Le Premier ministre palestinien, Mohammed Mustafa, déplore une "crise financière sans précédent", avec un trou de sept milliards de dollars (environ 6,5 milliards d'euros) dans l'exercice fiscal courant, soit plus d'un tiers du PIB des Territoires palestiniens.

Pour renforcer la "sécurité" d'Israël après l'attaque du Hamas, 130.000 Palestiniens ont été privés de permis de travail dans ce pays, les laissant sans revenus.

Plus d'un actif sur trois est au chômage en Cisjordanie, territoire occupé par Israël depuis 1967 où vivent trois millions de personnes. Deux fois plus qu'avant la guerre.

"En interdisant aux travailleurs palestiniens d'entrer en Israël et en retenant les taxes palestiniennes", Israël vise "à saper l'Autorité palestinienne parce qu'il la considère comme un ennemi", juge le chercheur israélien Michael Milshtein, spécialiste des questions palestiniennes.

M. Milshtein estime, à partir de données israéliennes, que jusqu'au 7 octobre, près d'un tiers des revenus de la Cisjordanie provenaient des salaires des 193.000 Palestiniens travaillant en Israël.

«Punir collectivement»

Selon lui, seuls quelque 8.000 Palestiniens travailleraient légalement désormais en Israël. Israël vise aussi à "punir collectivement les Palestiniens qu'il considère également comme des ennemis", accuse Michael Milshtein.

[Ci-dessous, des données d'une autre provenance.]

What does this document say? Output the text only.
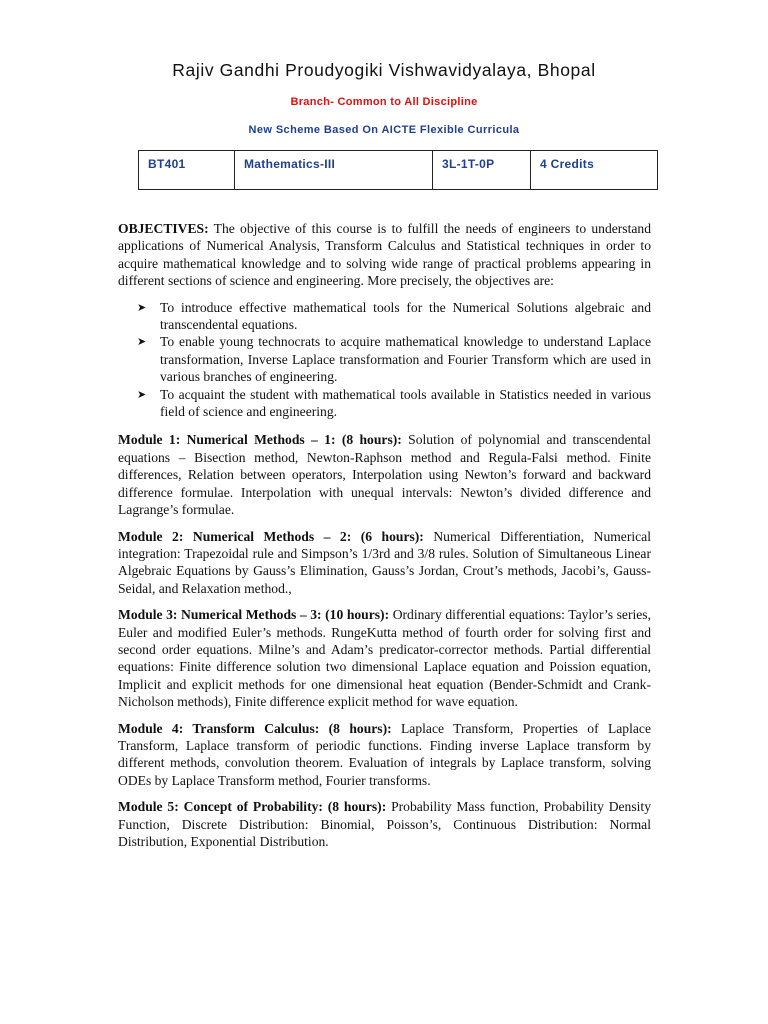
Rajiv Gandhi Proudyogiki Vishwavidyalaya, Bhopal
Branch- Common to All Discipline
New Scheme Based On AICTE Flexible Curricula
BT401	Mathematics-III	3L-1T-0P	4 Credits

OBJECTIVES: The objective of this course is to fulfill the needs of engineers to understand applications of Numerical Analysis, Transform Calculus and Statistical techniques in order to acquire mathematical knowledge and to solving wide range of practical problems appearing in different sections of science and engineering. More precisely, the objectives are:

➤ To introduce effective mathematical tools for the Numerical Solutions algebraic and transcendental equations.
➤ To enable young technocrats to acquire mathematical knowledge to understand Laplace transformation, Inverse Laplace transformation and Fourier Transform which are used in various branches of engineering.
➤ To acquaint the student with mathematical tools available in Statistics needed in various field of science and engineering.

Module 1: Numerical Methods – 1: (8 hours): Solution of polynomial and transcendental equations – Bisection method, Newton-Raphson method and Regula-Falsi method. Finite differences, Relation between operators, Interpolation using Newton’s forward and backward difference formulae. Interpolation with unequal intervals: Newton’s divided difference and Lagrange’s formulae.

Module 2: Numerical Methods – 2: (6 hours): Numerical Differentiation, Numerical integration: Trapezoidal rule and Simpson’s 1/3rd and 3/8 rules. Solution of Simultaneous Linear Algebraic Equations by Gauss’s Elimination, Gauss’s Jordan, Crout’s methods, Jacobi’s, Gauss-Seidal, and Relaxation method.,

Module 3: Numerical Methods – 3: (10 hours): Ordinary differential equations: Taylor’s series, Euler and modified Euler’s methods. RungeKutta method of fourth order for solving first and second order equations. Milne’s and Adam’s predicator-corrector methods. Partial differential equations: Finite difference solution two dimensional Laplace equation and Poission equation, Implicit and explicit methods for one dimensional heat equation (Bender-Schmidt and Crank-Nicholson methods), Finite difference explicit method for wave equation.

Module 4: Transform Calculus: (8 hours): Laplace Transform, Properties of Laplace Transform, Laplace transform of periodic functions. Finding inverse Laplace transform by different methods, convolution theorem. Evaluation of integrals by Laplace transform, solving ODEs by Laplace Transform method, Fourier transforms.

Module 5: Concept of Probability: (8 hours): Probability Mass function, Probability Density Function, Discrete Distribution: Binomial, Poisson’s, Continuous Distribution: Normal Distribution, Exponential Distribution.
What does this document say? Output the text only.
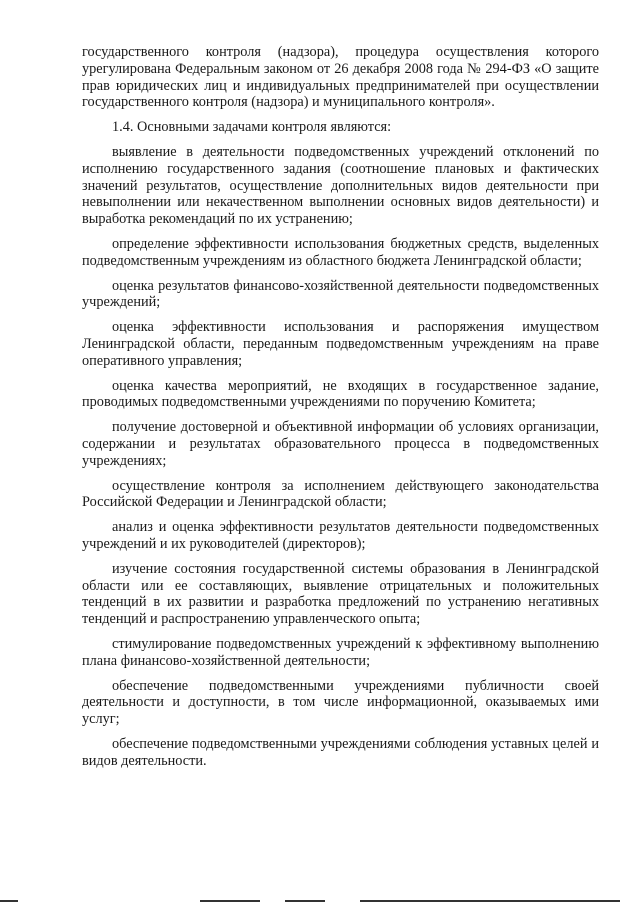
государственного контроля (надзора), процедура осуществления которого урегулирована Федеральным законом от 26 декабря 2008 года № 294-ФЗ «О защите прав юридических лиц и индивидуальных предпринимателей при осуществлении государственного контроля (надзора) и муниципального контроля».

1.4. Основными задачами контроля являются:

выявление в деятельности подведомственных учреждений отклонений по исполнению государственного задания (соотношение плановых и фактических значений результатов, осуществление дополнительных видов деятельности при невыполнении или некачественном выполнении основных видов деятельности) и выработка рекомендаций по их устранению;

определение эффективности использования бюджетных средств, выделенных подведомственным учреждениям из областного бюджета Ленинградской области;

оценка результатов финансово-хозяйственной деятельности подведомственных учреждений;

оценка эффективности использования и распоряжения имуществом Ленинградской области, переданным подведомственным учреждениям на праве оперативного управления;

оценка качества мероприятий, не входящих в государственное задание, проводимых подведомственными учреждениями по поручению Комитета;

получение достоверной и объективной информации об условиях организации, содержании и результатах образовательного процесса в подведомственных учреждениях;

осуществление контроля за исполнением действующего законодательства Российской Федерации и Ленинградской области;

анализ и оценка эффективности результатов деятельности подведомственных учреждений и их руководителей (директоров);

изучение состояния государственной системы образования в Ленинградской области или ее составляющих, выявление отрицательных и положительных тенденций в их развитии и разработка предложений по устранению негативных тенденций и распространению управленческого опыта;

стимулирование подведомственных учреждений к эффективному выполнению плана финансово-хозяйственной деятельности;

обеспечение подведомственными учреждениями публичности своей деятельности и доступности, в том числе информационной, оказываемых ими услуг;

обеспечение подведомственными учреждениями соблюдения уставных целей и видов деятельности.
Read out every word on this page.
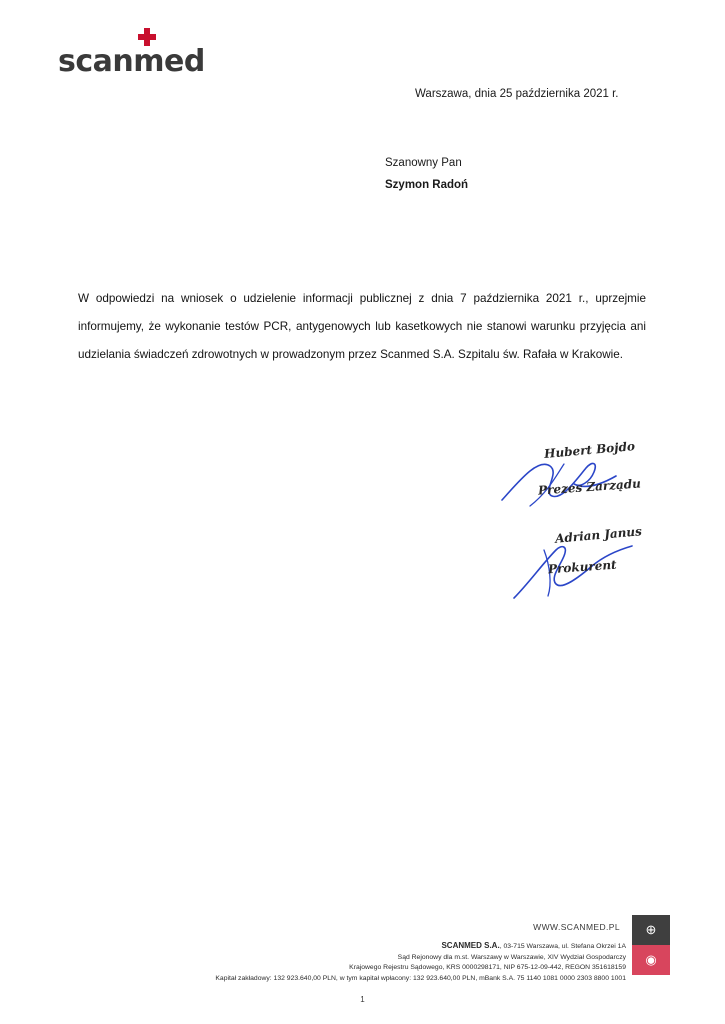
scanmed
Warszawa, dnia 25 października 2021 r.
Szanowny Pan
Szymon Radoń
W odpowiedzi na wniosek o udzielenie informacji publicznej z dnia 7 października 2021 r., uprzejmie informujemy, że wykonanie testów PCR, antygenowych lub kasetkowych nie stanowi warunku przyjęcia ani udzielania świadczeń zdrowotnych w prowadzonym przez Scanmed S.A. Szpitalu św. Rafała w Krakowie.
Hubert Bojdo
Prezes Zarządu
Adrian Janus
Prokurent
WWW.SCANMED.PL
SCANMED S.A., 03-715 Warszawa, ul. Stefana Okrzei 1A
Sąd Rejonowy dla m.st. Warszawy w Warszawie, XIV Wydział Gospodarczy
Krajowego Rejestru Sądowego, KRS 0000298171, NIP 675-12-09-442, REGON 351618159
Kapitał zakładowy: 132 923.640,00 PLN, w tym kapitał wpłacony: 132 923.640,00 PLN, mBank S.A. 75 1140 1081 0000 2303 8800 1001
⊕
◉
1
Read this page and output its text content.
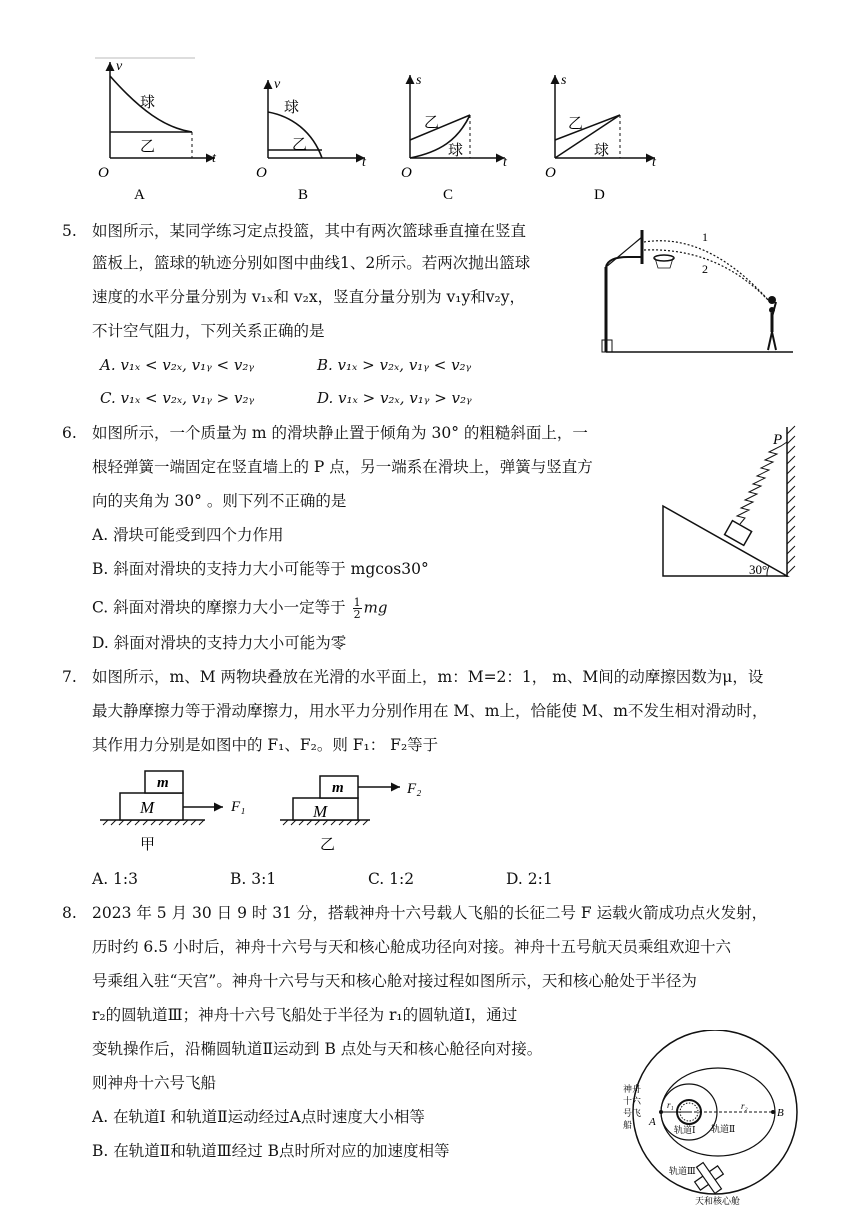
v
球
乙
t
O
A
v
球
乙
t
O
B
s
乙
球
t
O
C
s
乙
球
t
O
D
5. 如图所示，某同学练习定点投篮，其中有两次篮球垂直撞在竖直
篮板上，篮球的轨迹分别如图中曲线1、2所示。若两次抛出篮球
速度的水平分量分别为 v₁ₓ和 v₂x，竖直分量分别为 v₁y和v₂y，
不计空气阻力，下列关系正确的是
A. v₁ₓ < v₂ₓ, v₁ᵧ < v₂ᵧ	B. v₁ₓ > v₂ₓ, v₁ᵧ < v₂ᵧ
C. v₁ₓ < v₂ₓ, v₁ᵧ > v₂ᵧ	D. v₁ₓ > v₂ₓ, v₁ᵧ > v₂ᵧ
1
2
6. 如图所示，一个质量为 m 的滑块静止置于倾角为 30° 的粗糙斜面上，一
根轻弹簧一端固定在竖直墙上的 P 点，另一端系在滑块上，弹簧与竖直方
向的夹角为 30° 。则下列不正确的是
A. 滑块可能受到四个力作用
B. 斜面对滑块的支持力大小可能等于 mgcos30°
C. 斜面对滑块的摩擦力大小一定等于 $\frac{1}{2}$ mg
D. 斜面对滑块的支持力大小可能为零
P
30°
7. 如图所示，m、M 两物块叠放在光滑的水平面上，m：M=2：1， m、M间的动摩擦因数为μ，设
最大静摩擦力等于滑动摩擦力，用水平力分别作用在 M、m上，恰能使 M、m不发生相对滑动时，
其作用力分别是如图中的 F₁、F₂。则 F₁： F₂等于
m
M	F₁
甲
m
M
F₂
乙
A. 1:3	B. 3:1	C. 1:2	D. 2:1
8. 2023 年 5 月 30 日 9 时 31 分，搭载神舟十六号载人飞船的长征二号 F 运载火箭成功点火发射，
历时约 6.5 小时后，神舟十六号与天和核心舱成功径向对接。神舟十五号航天员乘组欢迎十六
号乘组入驻“天宫”。神舟十六号与天和核心舱对接过程如图所示，天和核心舱处于半径为
r₂的圆轨道Ⅲ；神舟十六号飞船处于半径为 r₁的圆轨道Ⅰ，通过
变轨操作后，沿椭圆轨道Ⅱ运动到 B 点处与天和核心舱径向对接。
则神舟十六号飞船
A. 在轨道Ⅰ 和轨道Ⅱ运动经过A点时速度大小相等
B. 在轨道Ⅱ和轨道Ⅲ经过 B点时所对应的加速度相等
神舟
十六
号飞
船
r₁	r₂
A
B
轨道Ⅰ 轨道Ⅱ
轨道Ⅲ
天和核心舱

Certaines personnalités politiques israéliennes, comme le ministre Benny Gantz ou le député Gideon Saar, veulent permettre aux travailleurs de revenir en Israël afin d'éviter, selon eux, un soulèvement en Cisjordanie qui compliquerait davantage la tâche les forces israéliennes déjà déployées dans la bande de Gaza et à la frontière avec le Liban.

"Benjamin Netanyahu met les Palestiniens sous pression et montre à l'Autorité que les leviers de son économie sont entre ses mains", résume Nasser Abdel Karim, professeur d'économie à l'Université arabe américaine de Jénine.

"Il pense qu'il affaiblira l'Autorité et lui fera accepter des concessions politiques", poursuit-il.

"Le gouvernement israélien veut d'autant moins une Autorité forte, qu'il ne souhaite pas qu'elle ait un rôle central à l'issue de la guerre" à Gaza, résume-t-il.

L'universitaire ne juge pas cette stratégie payante, car selon lui, elle repose sur le principe selon lequel la pacification de la Cisjordanie passerait par sa prospérité.

Or "les précédents soulèvements ont éclaté alors que la situation économique n'était pas particulièrement difficile", note-t-il.

"Les Palestiniens veulent vivre dans la dignité certes, mais pour eux cela implique aussi la libération de leur peuple et la création d'un Etat palestinien."